The Bureau of Land Management said on Monday that updated rules for oil and gas royalties from federal leases are expected to reduce compliance costs by nearly $100 million.
The BLM said the new rules were designed to ensure “the accurate measurement, proper reporting, and accurate record keeping of oil and gas produced from Federal and Indian leases in order to ensure that the royalties due are paid.”
The new rules call for the incorporation of the “latest industry standards,” measurement technology and practices and also establish a one-stop, national process for the review and approval of new measurement technologies and practices.
The BLM hopes that the new review process will allow new measurement technologies and practices to be deployed quickly across BLM-managed leases.
The agency said that the final rules will also recognize automatic tank gauging as a permissible means to measure oil and prepare end-of-month inventories.
The BLM said that change will give operators the opportunity to deploy “a technology more broadly that protects workers and reduces the need for workers to enter storage tanks and to open hatches that may expose them to potentially lethal fumes.”

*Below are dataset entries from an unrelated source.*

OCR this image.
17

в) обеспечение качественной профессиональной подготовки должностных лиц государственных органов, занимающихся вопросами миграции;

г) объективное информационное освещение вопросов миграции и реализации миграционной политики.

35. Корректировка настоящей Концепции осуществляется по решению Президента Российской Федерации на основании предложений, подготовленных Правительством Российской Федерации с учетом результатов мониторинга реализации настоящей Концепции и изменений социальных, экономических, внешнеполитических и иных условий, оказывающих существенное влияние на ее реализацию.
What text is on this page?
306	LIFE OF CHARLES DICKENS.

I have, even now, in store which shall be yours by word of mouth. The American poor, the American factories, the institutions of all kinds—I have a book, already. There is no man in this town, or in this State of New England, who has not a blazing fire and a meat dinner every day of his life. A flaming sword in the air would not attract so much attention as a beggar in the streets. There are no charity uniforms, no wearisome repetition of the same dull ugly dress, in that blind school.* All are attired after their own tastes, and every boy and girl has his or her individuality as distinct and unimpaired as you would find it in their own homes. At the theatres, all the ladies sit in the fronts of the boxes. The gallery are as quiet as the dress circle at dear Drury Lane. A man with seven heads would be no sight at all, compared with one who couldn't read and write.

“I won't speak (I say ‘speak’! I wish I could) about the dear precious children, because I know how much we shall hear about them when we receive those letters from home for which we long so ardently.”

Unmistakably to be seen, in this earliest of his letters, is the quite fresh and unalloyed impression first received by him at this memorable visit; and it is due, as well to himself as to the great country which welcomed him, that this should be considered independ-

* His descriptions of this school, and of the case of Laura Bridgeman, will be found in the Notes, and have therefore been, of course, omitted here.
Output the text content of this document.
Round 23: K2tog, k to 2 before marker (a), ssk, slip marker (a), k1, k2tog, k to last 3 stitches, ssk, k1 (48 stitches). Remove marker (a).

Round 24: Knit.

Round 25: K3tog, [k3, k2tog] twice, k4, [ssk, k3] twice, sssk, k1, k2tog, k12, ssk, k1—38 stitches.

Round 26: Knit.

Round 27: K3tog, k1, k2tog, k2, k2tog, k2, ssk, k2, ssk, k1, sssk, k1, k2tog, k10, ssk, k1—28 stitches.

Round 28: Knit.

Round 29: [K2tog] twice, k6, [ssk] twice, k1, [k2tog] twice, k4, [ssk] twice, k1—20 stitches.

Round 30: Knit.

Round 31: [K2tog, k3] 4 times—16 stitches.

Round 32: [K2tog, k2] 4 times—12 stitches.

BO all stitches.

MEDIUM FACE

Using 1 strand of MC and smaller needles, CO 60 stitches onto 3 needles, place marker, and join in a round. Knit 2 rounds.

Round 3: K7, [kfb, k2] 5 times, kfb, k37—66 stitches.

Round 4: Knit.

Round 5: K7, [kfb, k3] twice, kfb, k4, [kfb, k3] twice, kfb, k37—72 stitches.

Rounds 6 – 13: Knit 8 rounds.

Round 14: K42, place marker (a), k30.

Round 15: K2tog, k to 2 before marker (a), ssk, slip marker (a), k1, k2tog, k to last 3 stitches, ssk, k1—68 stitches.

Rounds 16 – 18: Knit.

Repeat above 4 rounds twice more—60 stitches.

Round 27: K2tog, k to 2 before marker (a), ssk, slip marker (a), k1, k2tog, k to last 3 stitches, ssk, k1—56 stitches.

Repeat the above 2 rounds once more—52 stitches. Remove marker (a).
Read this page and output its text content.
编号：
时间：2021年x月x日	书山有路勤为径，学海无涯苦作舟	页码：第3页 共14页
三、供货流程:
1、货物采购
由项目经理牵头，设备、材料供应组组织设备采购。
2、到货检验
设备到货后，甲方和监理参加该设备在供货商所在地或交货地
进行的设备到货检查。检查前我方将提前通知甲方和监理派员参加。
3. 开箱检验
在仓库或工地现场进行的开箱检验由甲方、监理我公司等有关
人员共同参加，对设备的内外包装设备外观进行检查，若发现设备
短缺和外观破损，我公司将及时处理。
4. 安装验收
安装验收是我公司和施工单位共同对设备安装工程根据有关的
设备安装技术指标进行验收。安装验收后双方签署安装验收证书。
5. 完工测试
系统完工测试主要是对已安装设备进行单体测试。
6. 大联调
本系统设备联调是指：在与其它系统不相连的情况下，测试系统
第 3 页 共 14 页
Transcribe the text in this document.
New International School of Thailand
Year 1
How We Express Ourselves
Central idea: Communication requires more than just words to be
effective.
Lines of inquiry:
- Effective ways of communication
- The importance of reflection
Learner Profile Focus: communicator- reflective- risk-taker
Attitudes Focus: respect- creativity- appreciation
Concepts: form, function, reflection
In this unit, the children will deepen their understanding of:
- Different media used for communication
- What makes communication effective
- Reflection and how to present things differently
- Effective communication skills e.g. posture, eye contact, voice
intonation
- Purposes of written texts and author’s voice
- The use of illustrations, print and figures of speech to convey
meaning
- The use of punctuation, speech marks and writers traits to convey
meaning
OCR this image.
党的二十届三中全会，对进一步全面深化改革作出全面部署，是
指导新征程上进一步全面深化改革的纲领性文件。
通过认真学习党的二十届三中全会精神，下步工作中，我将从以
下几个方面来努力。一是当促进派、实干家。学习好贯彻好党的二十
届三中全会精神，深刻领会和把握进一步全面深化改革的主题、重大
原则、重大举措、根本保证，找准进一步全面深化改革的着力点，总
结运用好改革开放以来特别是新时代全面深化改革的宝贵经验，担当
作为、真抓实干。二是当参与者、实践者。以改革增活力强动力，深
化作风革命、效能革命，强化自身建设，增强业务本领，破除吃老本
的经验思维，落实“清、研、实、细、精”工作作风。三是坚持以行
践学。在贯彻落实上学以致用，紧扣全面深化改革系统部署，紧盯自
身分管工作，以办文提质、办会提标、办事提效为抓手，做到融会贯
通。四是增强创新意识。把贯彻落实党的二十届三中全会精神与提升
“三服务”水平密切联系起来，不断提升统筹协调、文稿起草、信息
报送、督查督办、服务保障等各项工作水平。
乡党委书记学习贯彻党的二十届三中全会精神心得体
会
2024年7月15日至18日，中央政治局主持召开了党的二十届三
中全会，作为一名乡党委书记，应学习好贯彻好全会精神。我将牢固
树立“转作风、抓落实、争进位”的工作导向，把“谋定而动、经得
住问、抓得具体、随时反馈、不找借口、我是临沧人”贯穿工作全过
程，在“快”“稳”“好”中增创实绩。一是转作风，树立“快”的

The BLM estimates that, on net, the rule changes will reduce total one-time compliance costs by nearly $100 million when compared to the proposed rules.
Ongoing annual costs are also expected to be “reduced significantly,” the agency said.
The BLM estimates that ongoing annual costs have decreased by about $32 million relative to the proposed rules.
In aggregate, the BLM estimates that the rules will cost $12,856 per operator per year for the first three years and just over $7,600 after the first three years.
“Accurate measurement and production accountability is critically important because the BLM’s oil and gas program is one of the most important mineral leasing programs in the Federal government,” the BLM said.
The total value of production from federal leases was nearly $20 billion last year, generating nearly $2 billion in royalty revenue, according to the BLM.
“These new rules also give the BLM the tools to be responsive to new technology – this change is particularly important because changing technology often provides opportunities to make oilfield operations safer and more efficient,” BLM Director Neil Kornze said.